Waste-derived marigold flower carbon dot spray and gel formulations exhibit enhanced wound healing in deep excisional cutaneous and burn wounds

Abstract

Bioactive carbon dots have shown significant progress in biomedical therapeutics due to their unique physicochemical characteristics and exceptional biocompatibility. This work focuses on the synthesis, characterization, and biomedical evaluation of carbon dots (CDs) extracted from waste and discarded marigold flowers for wound healing applications. The synthesized CDs exhibited a uniform size distribution of 2–5 nm and a zeta potential of −15.8 mV, indicating moderate stability against aggregation. Excitation-dependent photoluminescence was observed, with maximum intensity at 380 nm. In comparison, the UV-Vis adsorption spectrum showed a peak at 278 nm, corresponding to the π–π* transition of sp² carbon domains. Additional FTIR and XPS analyses revealed the presence of functional groups, including hydroxyl, carbonyl, and aromatic domains, and confirmed nitrogen and oxygen doping, which enhanced hydrophilicity and reactivity, respectively.
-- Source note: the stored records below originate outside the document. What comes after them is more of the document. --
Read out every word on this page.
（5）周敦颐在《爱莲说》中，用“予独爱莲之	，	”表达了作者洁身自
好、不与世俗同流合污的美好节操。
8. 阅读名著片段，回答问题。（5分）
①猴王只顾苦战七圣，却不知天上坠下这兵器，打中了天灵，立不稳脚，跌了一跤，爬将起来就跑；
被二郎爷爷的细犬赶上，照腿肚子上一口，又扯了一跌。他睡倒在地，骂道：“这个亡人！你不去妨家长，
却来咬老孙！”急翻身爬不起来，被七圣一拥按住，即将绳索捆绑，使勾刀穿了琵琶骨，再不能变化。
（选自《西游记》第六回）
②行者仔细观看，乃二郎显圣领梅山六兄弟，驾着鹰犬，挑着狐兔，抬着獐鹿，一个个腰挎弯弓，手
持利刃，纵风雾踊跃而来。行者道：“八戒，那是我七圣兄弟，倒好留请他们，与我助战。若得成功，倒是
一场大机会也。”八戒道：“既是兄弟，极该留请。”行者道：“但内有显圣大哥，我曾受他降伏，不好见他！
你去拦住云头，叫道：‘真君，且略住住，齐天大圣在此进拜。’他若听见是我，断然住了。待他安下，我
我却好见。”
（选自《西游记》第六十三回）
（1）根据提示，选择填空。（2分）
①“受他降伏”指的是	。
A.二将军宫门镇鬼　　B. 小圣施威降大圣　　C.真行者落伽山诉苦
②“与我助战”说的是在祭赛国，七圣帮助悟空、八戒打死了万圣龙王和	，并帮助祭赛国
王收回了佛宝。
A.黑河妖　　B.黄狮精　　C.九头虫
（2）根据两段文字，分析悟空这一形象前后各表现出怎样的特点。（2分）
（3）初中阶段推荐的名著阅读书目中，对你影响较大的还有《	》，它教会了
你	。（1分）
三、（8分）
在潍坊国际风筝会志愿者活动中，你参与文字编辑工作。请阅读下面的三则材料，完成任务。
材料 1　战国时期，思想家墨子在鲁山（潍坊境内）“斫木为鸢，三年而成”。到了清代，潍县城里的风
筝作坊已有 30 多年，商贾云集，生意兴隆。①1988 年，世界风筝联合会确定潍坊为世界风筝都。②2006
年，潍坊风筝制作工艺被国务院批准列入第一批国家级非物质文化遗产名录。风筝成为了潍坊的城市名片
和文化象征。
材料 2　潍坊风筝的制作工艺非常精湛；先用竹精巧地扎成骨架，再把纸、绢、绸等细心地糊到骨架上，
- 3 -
In vitro cytocompatibility assays using MTT and FDA showed maximum cell viability at 500 μg mL⁻¹. Macroscopic examination of the scratch assay showed promising results, with cells and fibroblasts achieving a 98.97% wound healing rate at 48 h compared to control values. In vivo experiments on deep excisional full-thickness and burn injuries exhibited enhanced wound contraction, ECM deposition, angiogenesis, and faster healing with CD gel and spray compared to the control and standard treatments. Histology and immunohistochemistry supported enhanced collagen synthesis and remodeling in the treated tissue; however, the gel demonstrated marginally superior results compared to the spray, as it adhered more securely. These results show that the developed marigold-derived CDs are biocompatible, promote angiogenesis, and enhance healing of deep excisional and burn wounds.